Roman Cheplyaka

Haskell library in a C project

Published on July 26, 2017

Haskell FFI (Foreign Function Interface) lets us call C code from Haskell and Haskell code from C.

Usually, people are more interested in calling C libraries from Haskell than vice versa. This is how we have bindings to operating systems (like POSIX and Windows APIs), graphics libraries (like GTK and Qt), and highly optimized code (like BLAS or ICU).

But at NStack, we are going in the opposite direction. We want to build a Haskell library that is going to be used by the programming languages that we support, such as Python.

Several places on the internet explain how to write FFI export declarations and initialize the GHC RTS from C: the GHC manual, the Haskell wiki, and a tutorial by Alex Petrov among others.

But none of them address the elephant in the room: how do you turn your Haskell code into a library? You know, an .so file that you can pass to a linker or load with dlopen.

This may seem like a trivial matter, so let’s review what exactly makes it complicated.

When ghc compiles a Haskell package that contains a library, by default it will produce both a dynamic (.so) and a static (.a) library. The dynamic libraries are used to execute Template Haskell code, while the static libaries are used when linking the final executable (again, by default).

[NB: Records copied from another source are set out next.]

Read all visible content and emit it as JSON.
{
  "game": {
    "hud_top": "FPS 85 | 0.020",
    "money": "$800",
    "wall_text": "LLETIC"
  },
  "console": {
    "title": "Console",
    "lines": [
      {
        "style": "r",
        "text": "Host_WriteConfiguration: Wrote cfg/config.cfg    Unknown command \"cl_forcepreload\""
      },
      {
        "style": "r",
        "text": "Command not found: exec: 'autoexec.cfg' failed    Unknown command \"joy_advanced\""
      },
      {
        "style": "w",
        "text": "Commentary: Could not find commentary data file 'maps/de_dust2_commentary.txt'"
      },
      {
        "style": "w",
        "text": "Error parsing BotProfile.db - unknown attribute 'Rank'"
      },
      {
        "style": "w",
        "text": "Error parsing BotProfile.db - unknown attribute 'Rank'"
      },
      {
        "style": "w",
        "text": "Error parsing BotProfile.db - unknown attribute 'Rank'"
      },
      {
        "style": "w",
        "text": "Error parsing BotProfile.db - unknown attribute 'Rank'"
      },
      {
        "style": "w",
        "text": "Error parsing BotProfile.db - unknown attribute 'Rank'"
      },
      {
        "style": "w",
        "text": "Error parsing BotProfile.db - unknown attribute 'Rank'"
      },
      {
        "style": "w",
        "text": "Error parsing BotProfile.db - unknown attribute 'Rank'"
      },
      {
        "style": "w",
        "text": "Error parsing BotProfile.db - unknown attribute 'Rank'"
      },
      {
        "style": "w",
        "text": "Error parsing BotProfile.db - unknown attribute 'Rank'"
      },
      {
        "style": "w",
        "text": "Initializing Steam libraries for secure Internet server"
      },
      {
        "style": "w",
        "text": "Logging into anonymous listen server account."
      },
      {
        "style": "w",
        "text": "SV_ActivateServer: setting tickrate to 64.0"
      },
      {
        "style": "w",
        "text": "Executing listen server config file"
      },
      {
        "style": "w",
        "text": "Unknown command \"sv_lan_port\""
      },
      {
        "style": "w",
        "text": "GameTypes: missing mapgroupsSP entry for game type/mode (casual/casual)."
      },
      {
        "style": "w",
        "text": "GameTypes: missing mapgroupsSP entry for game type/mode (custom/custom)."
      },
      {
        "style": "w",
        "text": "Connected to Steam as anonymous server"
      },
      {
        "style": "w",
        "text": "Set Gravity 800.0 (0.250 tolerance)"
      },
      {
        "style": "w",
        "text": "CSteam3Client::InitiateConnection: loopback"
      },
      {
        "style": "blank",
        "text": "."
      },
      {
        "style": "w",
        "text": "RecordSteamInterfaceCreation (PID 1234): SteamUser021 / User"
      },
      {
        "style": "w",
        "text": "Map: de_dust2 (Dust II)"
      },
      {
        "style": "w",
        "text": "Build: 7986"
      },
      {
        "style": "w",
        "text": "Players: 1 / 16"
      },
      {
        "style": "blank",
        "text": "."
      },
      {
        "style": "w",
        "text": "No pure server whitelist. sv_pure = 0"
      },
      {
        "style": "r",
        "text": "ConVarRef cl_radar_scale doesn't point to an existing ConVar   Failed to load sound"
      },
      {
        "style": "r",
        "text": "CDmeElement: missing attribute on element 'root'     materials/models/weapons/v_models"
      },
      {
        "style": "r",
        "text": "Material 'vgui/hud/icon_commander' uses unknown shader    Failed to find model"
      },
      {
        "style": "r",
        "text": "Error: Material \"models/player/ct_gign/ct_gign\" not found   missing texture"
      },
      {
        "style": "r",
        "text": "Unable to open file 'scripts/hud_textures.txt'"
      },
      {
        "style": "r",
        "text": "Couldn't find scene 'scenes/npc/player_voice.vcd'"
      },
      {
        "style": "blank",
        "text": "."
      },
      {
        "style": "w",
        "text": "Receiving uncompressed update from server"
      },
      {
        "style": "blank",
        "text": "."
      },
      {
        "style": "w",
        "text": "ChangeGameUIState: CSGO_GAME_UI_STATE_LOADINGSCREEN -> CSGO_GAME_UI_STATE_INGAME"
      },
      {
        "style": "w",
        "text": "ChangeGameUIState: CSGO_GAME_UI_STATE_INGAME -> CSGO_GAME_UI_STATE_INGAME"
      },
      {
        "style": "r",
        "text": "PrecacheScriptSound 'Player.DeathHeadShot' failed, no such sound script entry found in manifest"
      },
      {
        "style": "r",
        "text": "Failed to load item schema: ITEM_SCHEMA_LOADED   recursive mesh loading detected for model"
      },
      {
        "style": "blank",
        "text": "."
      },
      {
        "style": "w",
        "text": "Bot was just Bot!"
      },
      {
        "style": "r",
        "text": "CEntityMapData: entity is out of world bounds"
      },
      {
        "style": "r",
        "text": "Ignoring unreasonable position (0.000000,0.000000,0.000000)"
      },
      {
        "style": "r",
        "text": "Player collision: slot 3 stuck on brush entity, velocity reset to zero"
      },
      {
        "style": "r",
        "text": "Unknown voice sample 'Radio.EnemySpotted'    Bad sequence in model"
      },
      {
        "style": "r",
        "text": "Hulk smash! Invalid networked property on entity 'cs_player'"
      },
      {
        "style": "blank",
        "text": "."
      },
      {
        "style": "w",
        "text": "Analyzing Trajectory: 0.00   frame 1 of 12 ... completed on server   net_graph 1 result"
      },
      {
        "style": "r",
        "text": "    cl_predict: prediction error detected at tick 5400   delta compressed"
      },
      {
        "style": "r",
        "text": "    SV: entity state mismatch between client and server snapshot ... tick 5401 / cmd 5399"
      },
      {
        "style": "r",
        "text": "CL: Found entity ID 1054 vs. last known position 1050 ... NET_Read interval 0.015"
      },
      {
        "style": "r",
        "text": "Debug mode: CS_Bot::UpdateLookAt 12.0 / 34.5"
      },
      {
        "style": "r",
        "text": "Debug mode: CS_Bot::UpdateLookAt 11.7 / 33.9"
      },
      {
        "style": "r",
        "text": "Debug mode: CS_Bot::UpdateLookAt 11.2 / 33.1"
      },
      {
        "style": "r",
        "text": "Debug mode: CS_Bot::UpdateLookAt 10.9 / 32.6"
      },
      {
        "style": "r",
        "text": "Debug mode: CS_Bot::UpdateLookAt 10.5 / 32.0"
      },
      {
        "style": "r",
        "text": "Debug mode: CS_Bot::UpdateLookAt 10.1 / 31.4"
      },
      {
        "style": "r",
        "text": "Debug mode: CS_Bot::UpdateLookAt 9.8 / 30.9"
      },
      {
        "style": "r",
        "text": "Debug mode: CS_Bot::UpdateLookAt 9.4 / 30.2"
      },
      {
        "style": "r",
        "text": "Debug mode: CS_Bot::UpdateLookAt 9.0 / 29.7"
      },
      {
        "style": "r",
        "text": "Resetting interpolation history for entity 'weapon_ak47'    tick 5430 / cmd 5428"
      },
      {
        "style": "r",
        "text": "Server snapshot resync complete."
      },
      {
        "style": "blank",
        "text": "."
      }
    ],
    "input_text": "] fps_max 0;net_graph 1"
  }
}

These libraries are scattered around the file system, e.g.:

A typical Haskell package will have hundreds of transitive dependencies, all of which you need to give to the linker. Furthermore, they need to come in the right (reverse topological) order.

Much of this complexity is managed by stack, cabal-install, or ghc --make, so you don’t notice it. Additionally, since by default Haskell depedencies are linked statically, you don’t have to worry about distributing them.

But these tools are designed to build executables, not shared objects, and I couldn’t make them do what I needed.

So I’ve written a perl script that does the following:

  1. constructs the package dependency graph by repeatedly calling ghc-pkg field;
  2. collects all compilation and linking options and writes them to two files, incopts.txt (“inc” stands for “include”) and ldopts.txt;
  3. creates a lib directory and symlinks all the relevant .so files there so that they can be easily distributed.

Because the script uses the low-level ghc-pkg command, it can be used in any Haskell environment — be it stack, cabal-install, or even pure ghc. For instance, to use it with stack, I run

stack exec perl opts.pl libnstack

Here are a few things I’ve learned along the way while writing the script, for your education or amusement:

  1. Each package has two library locations associated with it: library-dirs and dynamic-library-dirs. Except the rts package, which only has library-dirs containing both static and dynamic libraries.
  2. The libraries listed in hs-libraries are divided into “Haskell” and “C” libraries. Their library names start with HS and C, respectively. The division has nothing to do with the language used to produce a library, because the rts, which is written in C, has the name HSrts. The way I understand it is that “Haskell” libraries differ among the ghc versions, while “C” libraries usually don’t. The only example of a “C” library is currently Cffi.

    Why is libffi in hs-libraries and not in extra-libraries, together with libgmp, libm etc.? My guess is, to link it statically by default.
  3. The hs-libraries field of the package description gives the static library name. To get the dynamic library name of a “Haskell” library, append -ghc8.0.2 (substitute your compiler version).

    To get the dynamic library name of a “C” library (Cffi), strip that C. As the comment in compiler/main/Packages.hs explains:

     -- For non-Haskell libraries, we use the name "Cfoo". The .a
     -- file is libCfoo.a, and the .so is libfoo.so. That way the
     -- linker knows what we mean for the vanilla (-lCfoo) and dyn
     -- (-lfoo) ways.
  4. Make sure you are linking against the threaded RTS, or else your signals won’t be handled properly, and an innocent Ctrl-C will likely result in a segfault. To link against the threaded RTS, replace HSrts with HSrts_thr.

    HSrts is not the only library that has a _thr version; there’s also libCffi_thr.a, but it is identical to libCffi.a.
  5. We’ve paid quite a bit of attention to libCffi, but it’s probably not even used on the major platforms like x86 or x86_64. See rts/Adjustor.c and mk/config.mk.
  6. There’s a field for linker options, called ld-options, which is apparently only used by the rts package. It contains a bunch of flags like

    -Wl,-u,base_GHCziTopHandler_runNonIO_closure
    -Wl,-u,ghczmprim_GHCziTypes_Czh_con_info
    -Wl,-u,base_GHCziInt_I8zh_static_info
    ...

    I haven’t yet figured out what they do and why they are needed.

Thanks to Ben Gamari for answering some of my questions on IRC and Edward George for helping to debug the script.